2
Disclaimer Kouhei Horikoshi
Nearly by reeshizen
Todoroki Shouto x Reader
Warning: alternate universe, sedikit Chara!OOC, typo(s), beberapa salah EBI, plot yg tyduc sempurna, etc
.
Don't Like Don't Read
.
Happy reading!
.
.
.
Musim panas sangatlah menguntungkan buat [name], apalagi di musim liburannya. Selagi melanjutkan pekerjaan paruh waktunya yang lama, ia menambah pekerjaan paruh waktu yang lain. Melakukan banyak pekerjaan paruh waktu tidak masalah baginya. Jika sebelumnya mengantar pesanan dan pencuci piring, kali ini ia menambah pekerjaan seperti kasir swalayan, pelayan restoran, penulis lepas, dan pelayan di toko bunga. Semua itu ia lakukan untuk menambah uang saku dan memenuhi tabungannya untuk keperluan di masa depan.

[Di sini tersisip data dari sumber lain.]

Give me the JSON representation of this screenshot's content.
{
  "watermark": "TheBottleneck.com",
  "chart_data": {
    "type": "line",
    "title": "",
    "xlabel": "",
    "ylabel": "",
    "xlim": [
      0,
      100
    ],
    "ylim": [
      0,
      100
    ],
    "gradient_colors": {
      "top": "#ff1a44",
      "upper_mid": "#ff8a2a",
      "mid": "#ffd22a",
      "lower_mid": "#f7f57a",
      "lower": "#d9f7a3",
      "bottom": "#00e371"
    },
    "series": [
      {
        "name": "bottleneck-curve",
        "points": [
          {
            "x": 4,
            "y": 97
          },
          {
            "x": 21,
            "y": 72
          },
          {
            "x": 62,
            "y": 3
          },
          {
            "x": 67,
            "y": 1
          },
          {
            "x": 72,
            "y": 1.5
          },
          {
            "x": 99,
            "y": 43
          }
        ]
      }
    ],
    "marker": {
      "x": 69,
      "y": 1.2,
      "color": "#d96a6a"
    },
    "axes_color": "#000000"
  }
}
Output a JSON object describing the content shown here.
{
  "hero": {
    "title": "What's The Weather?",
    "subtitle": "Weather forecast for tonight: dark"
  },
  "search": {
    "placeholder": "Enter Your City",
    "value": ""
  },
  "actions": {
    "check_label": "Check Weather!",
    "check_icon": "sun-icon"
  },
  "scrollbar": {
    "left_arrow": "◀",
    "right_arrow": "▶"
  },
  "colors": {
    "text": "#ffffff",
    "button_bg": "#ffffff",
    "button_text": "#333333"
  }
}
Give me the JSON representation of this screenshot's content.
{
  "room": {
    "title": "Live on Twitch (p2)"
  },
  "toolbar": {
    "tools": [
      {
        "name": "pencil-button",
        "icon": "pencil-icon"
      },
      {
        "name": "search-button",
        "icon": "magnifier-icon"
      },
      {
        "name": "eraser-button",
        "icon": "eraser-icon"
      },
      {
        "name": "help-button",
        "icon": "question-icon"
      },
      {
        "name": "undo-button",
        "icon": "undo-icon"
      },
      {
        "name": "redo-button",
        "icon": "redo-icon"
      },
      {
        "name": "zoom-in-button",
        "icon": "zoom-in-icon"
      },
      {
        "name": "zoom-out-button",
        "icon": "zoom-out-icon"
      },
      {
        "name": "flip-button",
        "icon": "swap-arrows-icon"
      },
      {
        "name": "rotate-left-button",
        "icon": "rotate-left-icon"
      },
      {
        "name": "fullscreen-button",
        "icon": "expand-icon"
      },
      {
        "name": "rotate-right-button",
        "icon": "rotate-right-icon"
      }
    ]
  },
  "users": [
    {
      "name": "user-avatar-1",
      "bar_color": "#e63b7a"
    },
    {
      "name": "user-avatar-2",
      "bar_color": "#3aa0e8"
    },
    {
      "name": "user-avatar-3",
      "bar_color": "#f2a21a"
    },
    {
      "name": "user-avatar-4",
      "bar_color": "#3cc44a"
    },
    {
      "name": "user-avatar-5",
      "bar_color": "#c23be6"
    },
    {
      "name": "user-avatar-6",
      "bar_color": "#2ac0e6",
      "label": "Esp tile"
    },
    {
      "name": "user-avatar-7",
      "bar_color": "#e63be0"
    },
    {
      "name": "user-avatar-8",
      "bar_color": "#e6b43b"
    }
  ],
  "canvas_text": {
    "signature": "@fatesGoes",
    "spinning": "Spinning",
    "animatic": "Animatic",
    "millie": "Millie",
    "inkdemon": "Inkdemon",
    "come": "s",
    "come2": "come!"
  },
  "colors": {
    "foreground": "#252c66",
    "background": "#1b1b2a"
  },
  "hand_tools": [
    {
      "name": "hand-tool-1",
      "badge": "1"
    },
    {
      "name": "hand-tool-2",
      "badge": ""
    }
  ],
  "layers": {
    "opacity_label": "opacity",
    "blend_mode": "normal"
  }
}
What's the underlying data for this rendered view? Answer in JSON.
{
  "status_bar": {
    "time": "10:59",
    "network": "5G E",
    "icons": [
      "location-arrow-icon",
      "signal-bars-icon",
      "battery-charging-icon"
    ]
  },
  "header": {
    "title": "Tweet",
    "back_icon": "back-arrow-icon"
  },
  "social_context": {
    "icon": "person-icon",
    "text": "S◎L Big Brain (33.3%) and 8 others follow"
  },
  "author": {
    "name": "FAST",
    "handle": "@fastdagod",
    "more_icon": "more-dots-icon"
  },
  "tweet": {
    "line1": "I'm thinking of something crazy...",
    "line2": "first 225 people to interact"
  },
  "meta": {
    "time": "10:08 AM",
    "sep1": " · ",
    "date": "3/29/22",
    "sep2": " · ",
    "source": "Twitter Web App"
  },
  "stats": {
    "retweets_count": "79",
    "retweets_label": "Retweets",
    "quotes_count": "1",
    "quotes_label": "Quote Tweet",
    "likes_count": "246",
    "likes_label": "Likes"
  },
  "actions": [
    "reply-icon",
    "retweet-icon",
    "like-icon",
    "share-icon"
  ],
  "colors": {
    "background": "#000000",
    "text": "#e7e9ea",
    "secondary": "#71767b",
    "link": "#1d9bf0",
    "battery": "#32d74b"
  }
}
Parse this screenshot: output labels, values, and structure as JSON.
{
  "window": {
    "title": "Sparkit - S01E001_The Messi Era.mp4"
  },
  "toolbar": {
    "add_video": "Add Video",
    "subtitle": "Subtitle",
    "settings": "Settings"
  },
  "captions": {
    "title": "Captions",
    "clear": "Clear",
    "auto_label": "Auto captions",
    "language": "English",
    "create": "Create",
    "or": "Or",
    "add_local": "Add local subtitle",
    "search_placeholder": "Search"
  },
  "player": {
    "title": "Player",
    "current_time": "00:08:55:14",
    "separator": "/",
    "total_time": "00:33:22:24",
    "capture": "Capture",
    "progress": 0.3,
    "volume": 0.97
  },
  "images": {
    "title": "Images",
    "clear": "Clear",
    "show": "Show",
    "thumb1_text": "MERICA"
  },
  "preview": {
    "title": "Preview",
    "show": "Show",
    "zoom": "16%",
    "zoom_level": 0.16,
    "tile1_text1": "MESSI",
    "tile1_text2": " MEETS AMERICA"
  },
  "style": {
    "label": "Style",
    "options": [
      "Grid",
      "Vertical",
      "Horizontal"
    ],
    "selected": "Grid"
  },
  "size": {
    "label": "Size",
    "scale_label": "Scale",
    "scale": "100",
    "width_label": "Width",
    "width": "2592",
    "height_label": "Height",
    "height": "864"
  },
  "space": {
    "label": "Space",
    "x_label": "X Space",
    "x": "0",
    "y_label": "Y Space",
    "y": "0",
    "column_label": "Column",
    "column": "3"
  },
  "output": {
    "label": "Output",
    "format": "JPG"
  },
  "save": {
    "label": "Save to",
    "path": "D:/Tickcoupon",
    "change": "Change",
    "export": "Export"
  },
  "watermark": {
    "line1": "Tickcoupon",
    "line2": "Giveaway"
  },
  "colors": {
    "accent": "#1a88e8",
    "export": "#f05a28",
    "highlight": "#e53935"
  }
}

"[Surname]-san, tolong antarkan pesanan ini ke meja nomor tiga belas," pinta sang koki di dapur. [Name] menyanggupi, membawa makanan serta minuman yang berada pada nampan yang disediakan. Ia mengantarkannya pada pelayan dengan sepenuh hati dan memberikan ucapan selamat makan sebelum kembali ke dapur.
"Tolong antarkan ini juga!"
"[Name]-chan, pengunjung dengan meja nomor duapuluh meminta segelas air mineral. Salah satunya tersedak saat makan dan minumnya habis!"
"Tolong bereskan meja sebelah sana, [surname]-kun. Pengunjung kita banyak sekali!"
Berbagai permintaan berkumandang di bagian belakang. Dengan tergesa-gesa dan hati-hati [name] jalani semua itu. Lebih-lebih, ia hampir saja menabrak pelayan yang lain, nyaris menjatuhkan beberapa piring, serta menaruh pesanan yang salah pada beberapa meja, dsb. Liburan musim panas membuatnya sibuk dengan pekerjaan yang ada.
"Habis ini kauada pekerjaan lagi, [name]-chan?" Asui bertanya. Tampaknya [name] tengah bersiap dan terlihat terburu-buru.
[Name] memakaikan pakaian atasnya terlebih dahulu sebelum menjawab, "Yup!" Kepalanya turut mengangguk. "Habis ini aku ada jadwal menjaga toko es krim di sebuah tempat wisata, tapi sebelum itu aku harus mengantarkan pesanan bunga dari toko bunga," jelasnya lebih lanjut.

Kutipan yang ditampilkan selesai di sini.